7.3.5 Hypothermia

 To reduce tissue oxygen consumption, a variable degree of cooling is commun in ECC: mild (32-35°C), moderate (28-31°C) or deep (< 25°C) hypothermia. However, this concept has been challenged over the last twenty years in favour of maintaining the temperature in the normothermic zone (35-37°C). Indeed, advances in bypass surgery technology now allow a high flow rate to be maintained without significant complications, whereas previously it was imperative to lower the flow rate to minimise haematological and tissue damage.

Benefits of hypothermia

Hypothermia affects many systems. Cellular metabolism decreases exponentially with temperature: it drops by 7% per degree centigrade. A cooling of 10° therefore reduces requirements by 50%. The benefits of hypothermia are numerous (Table 7.3).

• Reduction of pump flow (less bleeding in the operating field, less haemolysis); 1.5 L/min/m² is sufficient to cover the body's needs at 25°C.
• Improved myocardial protection.
• Improved brain protection.
• Reduction of trauma to the blood elements and proteins.
• Reduction of the inflammatory reaction.
• Reduction in the need for allologous blood.

However, hypothermia also has its drawbacks [13].

• Increase in blood viscosity, compensated by a decrease in haematocrit; in hypothermia, viscosity remains approximately stable when Ht in % has the same value as temperature in °C.
• Increased systemic arterial resistance and peripheral vasoconstriction.
• Catecholamine secretion, insulin resistance.
• Functional alterations of proteases of the coagulation cascade.
• Reversible inhibition of platelet adhesion (but preservation of aggregation).
• Leftward shift of the Hb dissociation curve (decreased availability of O₂ to the tissues).
• Prolongation of the effect of administered substances (decreased clearances, increased solubility of gases).
• Temperature non-uniformity; organs with high perfusion (brain, kidneys, heart) change their temperature more rapidly than the rest of the body.
• Need to rewarm the patient and risk of hyperthermia, especially the brain.
• Risk of secondary drop of body temperature (afterdrop).

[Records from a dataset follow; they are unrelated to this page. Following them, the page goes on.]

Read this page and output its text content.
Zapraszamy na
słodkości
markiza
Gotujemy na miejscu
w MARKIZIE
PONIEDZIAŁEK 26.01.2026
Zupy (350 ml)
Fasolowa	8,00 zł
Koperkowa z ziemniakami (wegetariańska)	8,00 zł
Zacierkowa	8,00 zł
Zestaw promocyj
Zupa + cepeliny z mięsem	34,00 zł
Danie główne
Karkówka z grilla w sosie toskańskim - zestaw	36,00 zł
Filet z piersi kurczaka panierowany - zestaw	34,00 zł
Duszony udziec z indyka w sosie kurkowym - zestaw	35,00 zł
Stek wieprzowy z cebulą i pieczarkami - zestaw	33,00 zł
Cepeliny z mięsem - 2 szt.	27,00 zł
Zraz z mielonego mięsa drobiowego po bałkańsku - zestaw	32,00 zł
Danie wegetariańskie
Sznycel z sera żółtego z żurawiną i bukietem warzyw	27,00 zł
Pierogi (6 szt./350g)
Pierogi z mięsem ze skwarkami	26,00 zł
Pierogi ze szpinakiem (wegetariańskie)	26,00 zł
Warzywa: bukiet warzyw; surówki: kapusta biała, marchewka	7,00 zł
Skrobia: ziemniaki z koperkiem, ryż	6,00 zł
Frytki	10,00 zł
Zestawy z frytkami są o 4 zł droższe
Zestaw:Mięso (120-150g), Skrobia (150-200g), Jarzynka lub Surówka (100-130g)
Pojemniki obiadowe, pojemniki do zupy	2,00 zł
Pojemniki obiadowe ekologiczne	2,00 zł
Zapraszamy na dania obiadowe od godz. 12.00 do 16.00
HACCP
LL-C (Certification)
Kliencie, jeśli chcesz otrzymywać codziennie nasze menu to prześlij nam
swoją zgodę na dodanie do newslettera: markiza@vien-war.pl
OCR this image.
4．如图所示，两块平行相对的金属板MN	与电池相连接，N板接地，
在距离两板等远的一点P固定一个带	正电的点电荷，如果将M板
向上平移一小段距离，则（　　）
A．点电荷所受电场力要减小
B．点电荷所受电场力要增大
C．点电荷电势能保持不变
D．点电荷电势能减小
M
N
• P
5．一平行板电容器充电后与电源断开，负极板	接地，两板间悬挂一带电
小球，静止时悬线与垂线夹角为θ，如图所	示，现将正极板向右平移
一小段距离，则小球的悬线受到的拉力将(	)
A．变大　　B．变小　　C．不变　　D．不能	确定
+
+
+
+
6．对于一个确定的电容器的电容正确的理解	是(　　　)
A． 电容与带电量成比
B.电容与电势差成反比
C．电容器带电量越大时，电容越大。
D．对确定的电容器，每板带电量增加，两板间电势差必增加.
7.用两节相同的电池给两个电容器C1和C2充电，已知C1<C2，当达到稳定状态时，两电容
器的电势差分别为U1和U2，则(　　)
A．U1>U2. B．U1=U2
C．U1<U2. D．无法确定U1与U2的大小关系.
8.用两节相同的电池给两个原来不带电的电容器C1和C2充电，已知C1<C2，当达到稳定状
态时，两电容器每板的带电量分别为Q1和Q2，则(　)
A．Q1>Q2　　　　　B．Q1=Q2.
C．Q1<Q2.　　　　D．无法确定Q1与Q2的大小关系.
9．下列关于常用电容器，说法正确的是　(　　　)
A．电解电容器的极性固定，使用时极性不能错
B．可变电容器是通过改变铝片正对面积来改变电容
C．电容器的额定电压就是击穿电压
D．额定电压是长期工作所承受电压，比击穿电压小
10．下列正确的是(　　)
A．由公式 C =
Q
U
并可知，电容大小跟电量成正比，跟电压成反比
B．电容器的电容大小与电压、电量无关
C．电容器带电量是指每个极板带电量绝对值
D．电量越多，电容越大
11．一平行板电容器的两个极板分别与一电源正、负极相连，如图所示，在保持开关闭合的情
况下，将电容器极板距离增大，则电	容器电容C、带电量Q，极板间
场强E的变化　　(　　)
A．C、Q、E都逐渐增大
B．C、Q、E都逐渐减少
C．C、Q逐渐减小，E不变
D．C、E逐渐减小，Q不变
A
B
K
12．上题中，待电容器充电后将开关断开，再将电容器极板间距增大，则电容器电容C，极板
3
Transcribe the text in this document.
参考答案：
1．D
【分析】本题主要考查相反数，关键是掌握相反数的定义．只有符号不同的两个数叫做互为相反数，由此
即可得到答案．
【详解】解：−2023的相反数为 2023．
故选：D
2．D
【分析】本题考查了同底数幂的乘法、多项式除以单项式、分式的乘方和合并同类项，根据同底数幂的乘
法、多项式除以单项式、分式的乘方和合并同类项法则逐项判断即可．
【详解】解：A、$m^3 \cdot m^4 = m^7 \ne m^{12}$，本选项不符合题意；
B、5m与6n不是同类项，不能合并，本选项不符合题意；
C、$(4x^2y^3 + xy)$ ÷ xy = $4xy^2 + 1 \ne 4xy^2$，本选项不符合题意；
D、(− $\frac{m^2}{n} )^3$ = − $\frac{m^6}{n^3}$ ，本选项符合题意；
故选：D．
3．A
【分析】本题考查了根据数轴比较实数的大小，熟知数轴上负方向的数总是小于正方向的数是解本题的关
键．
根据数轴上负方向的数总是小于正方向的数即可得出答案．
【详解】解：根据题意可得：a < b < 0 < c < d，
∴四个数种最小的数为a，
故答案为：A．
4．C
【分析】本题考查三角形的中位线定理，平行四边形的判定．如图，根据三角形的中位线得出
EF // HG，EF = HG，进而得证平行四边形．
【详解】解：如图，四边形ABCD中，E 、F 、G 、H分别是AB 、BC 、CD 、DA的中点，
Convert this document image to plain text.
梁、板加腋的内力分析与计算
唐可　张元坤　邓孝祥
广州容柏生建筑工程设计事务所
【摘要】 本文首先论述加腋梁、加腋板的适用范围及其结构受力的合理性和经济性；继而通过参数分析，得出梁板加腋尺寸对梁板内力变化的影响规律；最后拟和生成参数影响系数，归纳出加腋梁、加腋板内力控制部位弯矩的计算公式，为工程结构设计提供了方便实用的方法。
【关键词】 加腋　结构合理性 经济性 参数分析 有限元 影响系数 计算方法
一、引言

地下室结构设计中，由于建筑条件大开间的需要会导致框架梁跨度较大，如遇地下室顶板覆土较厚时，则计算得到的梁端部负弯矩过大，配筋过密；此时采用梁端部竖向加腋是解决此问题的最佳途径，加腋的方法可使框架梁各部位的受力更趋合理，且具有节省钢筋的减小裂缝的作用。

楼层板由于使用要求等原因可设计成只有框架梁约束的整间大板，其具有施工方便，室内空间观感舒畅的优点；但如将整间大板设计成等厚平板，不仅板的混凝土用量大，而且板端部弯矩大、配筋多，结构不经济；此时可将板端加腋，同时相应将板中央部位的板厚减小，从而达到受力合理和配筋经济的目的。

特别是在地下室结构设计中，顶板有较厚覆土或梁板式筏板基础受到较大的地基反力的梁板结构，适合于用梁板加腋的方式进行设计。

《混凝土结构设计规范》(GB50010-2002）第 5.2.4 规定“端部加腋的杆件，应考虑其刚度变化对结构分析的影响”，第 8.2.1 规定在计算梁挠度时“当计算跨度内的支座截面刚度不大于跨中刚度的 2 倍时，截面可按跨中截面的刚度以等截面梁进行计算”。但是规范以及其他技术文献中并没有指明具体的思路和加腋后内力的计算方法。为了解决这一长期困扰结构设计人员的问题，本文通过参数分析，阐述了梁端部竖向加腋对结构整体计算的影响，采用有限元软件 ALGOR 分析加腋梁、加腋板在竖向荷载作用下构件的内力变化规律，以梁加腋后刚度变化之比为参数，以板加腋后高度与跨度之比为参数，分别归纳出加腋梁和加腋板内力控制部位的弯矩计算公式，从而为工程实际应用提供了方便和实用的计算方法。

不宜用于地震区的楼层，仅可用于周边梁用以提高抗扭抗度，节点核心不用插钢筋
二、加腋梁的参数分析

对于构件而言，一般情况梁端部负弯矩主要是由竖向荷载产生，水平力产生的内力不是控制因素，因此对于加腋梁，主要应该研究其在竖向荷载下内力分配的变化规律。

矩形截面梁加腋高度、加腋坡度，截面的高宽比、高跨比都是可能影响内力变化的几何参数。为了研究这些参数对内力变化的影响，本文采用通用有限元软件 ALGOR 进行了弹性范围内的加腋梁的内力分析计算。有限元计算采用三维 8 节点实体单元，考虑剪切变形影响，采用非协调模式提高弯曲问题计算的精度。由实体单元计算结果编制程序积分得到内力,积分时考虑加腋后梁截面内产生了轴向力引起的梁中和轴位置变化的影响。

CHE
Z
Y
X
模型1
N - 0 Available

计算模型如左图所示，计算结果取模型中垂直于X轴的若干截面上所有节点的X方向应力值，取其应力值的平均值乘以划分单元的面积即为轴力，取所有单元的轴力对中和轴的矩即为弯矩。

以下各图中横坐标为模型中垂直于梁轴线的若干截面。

The metabolic rate of decline per 10°C (Q₁₀ ) varies between temperatures, species, organs and ages. In humans, the overall value is 2, i.e. the metabolism decreases by half for every 10°C drop. The decrease in cellular metabolism in cold temperatures allows the duration of ischaemia to be extended by a variable amount depending on the organ. As the brain is the most sensitive structure, the possible ischemia time depends on its own tolerance. At 18°C, the O₂ consumption of the brain (CMRO₂ ) is 40% of its value in normothermia [20]. Whereas anaesthetic agents only modify electrical activity, hypothermia allows a decrease in the cellular metabolism of neurons (40% of the CMRO₂ ) as well as in their synaptic activity (60% of the CMRO₂ ) [20,30]. For the brain, the decrease in Q₁₀ between 37° and 27° is due to the reduction in metabolic activity, but the more rapid decrease in CMRO₂ between 27° and 18°C (Q₁₀ increased) is attributed to the suppression of electrical activity [21]. The EEG is isoelectric below 20°C. The lower limit of temperature tolerated by the brain is probably 12°C, provided that hypothermia is uniform [19]. Below this value, inhibition of membrane ion pumps allows ions to diffuse along their electrochemical gradients, leading to progressive intracellular oedema [27].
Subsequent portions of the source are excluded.